A Argentina aceitou entrar em campo com quatro a menos para que o jogo fosse realizado, e venceu por 3 a 1.
Em 1996, o jornal Olé, principal diário
esportivo da Argentina, estampou na manchete de capa a frase “Que vengan
los monos” (“Que venham os macacos”, em tradução livre). O título era
referente à vitória sobre Portugal na semifinal olímpica daquele ano.
Brasil e Nigéria disputavam a segunda vaga, que terminou ficando com os
africanos.
Três meses depois, o periódico publicou um editorial se
retratando do caso, negando qualquer teor racista no termo “macacos”,
afirmando ser quase institucional zombar qualquer brasileiro,
independentemente do tom de pele, de macaco.
Mariano Hamilton, um dos chefes do Olé na época, fez
carreira como comentarista na Argentina e continuou pedindo desculpas
pela capa anos mais tarde.
Assim como os territórios da América Portuguesa durante o
período colonialista, a Argentina também tem em sua história um passado
escravocrata. Mesmo assim e diferentemente do Brasil, demorou para
haver o reconhecimento da influência da cultura negra e indígena para a
constituição de uma identidade cultural argentina.
“Essa sociedade (argentina) se via como europeia e essa ideia ainda persiste em alguns núcleos no país”, conta Doratioto.
No último ano, o presidente argentino Alberto Fernández
chegou a declarar que “os mexicanos saíram dos índios, os brasileiros da
selva, mas nós argentinos chegamos dos barcos, que vinham da Europa.” A
fala retrata a visão, ainda preconceituosa, que persiste no território,
segundo Doratioto.
O chefe de Estado pediu desculpas e se retratou após a repercussão da declaração.
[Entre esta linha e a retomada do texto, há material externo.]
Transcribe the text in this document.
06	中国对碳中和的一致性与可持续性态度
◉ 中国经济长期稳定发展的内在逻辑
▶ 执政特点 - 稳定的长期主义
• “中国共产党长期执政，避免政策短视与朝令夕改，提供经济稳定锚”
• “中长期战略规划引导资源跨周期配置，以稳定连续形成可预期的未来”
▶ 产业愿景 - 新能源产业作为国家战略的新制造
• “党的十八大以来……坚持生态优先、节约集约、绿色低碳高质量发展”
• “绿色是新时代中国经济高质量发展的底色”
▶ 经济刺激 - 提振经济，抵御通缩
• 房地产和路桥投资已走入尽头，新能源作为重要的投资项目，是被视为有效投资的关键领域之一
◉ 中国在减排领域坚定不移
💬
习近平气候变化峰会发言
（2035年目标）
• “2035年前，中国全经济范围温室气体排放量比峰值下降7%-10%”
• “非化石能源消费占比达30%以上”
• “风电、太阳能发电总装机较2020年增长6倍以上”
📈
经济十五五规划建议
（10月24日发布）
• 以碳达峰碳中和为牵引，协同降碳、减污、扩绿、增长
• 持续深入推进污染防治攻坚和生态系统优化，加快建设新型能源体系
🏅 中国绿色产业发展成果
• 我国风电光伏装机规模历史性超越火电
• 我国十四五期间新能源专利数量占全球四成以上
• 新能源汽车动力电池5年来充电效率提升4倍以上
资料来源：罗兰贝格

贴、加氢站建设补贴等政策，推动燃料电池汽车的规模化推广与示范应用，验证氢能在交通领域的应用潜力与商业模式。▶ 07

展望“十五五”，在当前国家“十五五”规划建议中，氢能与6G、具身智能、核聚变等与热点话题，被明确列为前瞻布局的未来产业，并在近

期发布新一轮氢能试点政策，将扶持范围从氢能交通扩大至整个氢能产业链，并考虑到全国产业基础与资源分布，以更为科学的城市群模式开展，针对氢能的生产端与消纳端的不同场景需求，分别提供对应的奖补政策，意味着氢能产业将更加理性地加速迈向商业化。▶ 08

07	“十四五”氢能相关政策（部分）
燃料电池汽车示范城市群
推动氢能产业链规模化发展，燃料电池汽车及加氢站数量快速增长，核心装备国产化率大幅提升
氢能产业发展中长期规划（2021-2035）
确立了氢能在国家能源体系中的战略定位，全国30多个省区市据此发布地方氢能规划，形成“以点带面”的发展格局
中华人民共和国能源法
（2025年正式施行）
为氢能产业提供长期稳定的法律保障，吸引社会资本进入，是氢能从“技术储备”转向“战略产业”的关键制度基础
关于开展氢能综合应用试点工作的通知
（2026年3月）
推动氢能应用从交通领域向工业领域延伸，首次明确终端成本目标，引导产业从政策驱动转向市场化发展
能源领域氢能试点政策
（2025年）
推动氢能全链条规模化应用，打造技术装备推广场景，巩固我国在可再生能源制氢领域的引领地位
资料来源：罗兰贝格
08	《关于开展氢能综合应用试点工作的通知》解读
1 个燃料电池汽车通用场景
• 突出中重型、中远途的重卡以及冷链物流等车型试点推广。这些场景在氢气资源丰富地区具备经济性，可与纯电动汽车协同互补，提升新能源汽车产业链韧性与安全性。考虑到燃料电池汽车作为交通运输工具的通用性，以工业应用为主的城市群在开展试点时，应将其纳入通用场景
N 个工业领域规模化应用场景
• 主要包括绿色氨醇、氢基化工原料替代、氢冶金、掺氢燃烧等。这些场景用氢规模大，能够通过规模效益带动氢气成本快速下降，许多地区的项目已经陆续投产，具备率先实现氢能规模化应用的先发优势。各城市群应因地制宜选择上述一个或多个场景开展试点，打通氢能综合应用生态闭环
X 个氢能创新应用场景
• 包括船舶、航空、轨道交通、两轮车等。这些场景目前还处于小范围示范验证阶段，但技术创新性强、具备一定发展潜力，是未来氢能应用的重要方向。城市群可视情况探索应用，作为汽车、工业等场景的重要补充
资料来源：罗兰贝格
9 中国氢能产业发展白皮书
Rivalidade sul-americana atual
Duzentos anos após a independência do Brasil, a origem
dos conflitos entre as duas principais nações sul-americanas se
desgastou com o tempo. Ao longo do último século, as políticas
brasileiras e argentinas se modificaram, com aproximações e distensões
contínuas.
“Tanto Brasil quanto Argentina
observaram, nas últimas décadas, possibilidades de substituir a
rivalidade pela parceria e cooperação”, analisa o professor da UnB.
O pior momento nas relações entre as nações ocorreu nos
anos 1970. À época, Brasil e Argentina viviam passavam por ditaduras
próprias. Durante os governos dos presidentes Médici e Geisel, o País
iniciou os projetos para a construção da usina hidrelétrica de Itaipu.
“A Argentina enxergava nesse projeto uma vitória
geopolítica do Brasil na geopolítica no Rio da Prata”, afirma Doratioto.
A inauguração acontece em 1984, no governo de João Figueiredo, quando
há uma distensão nas relações bilaterais entre os países.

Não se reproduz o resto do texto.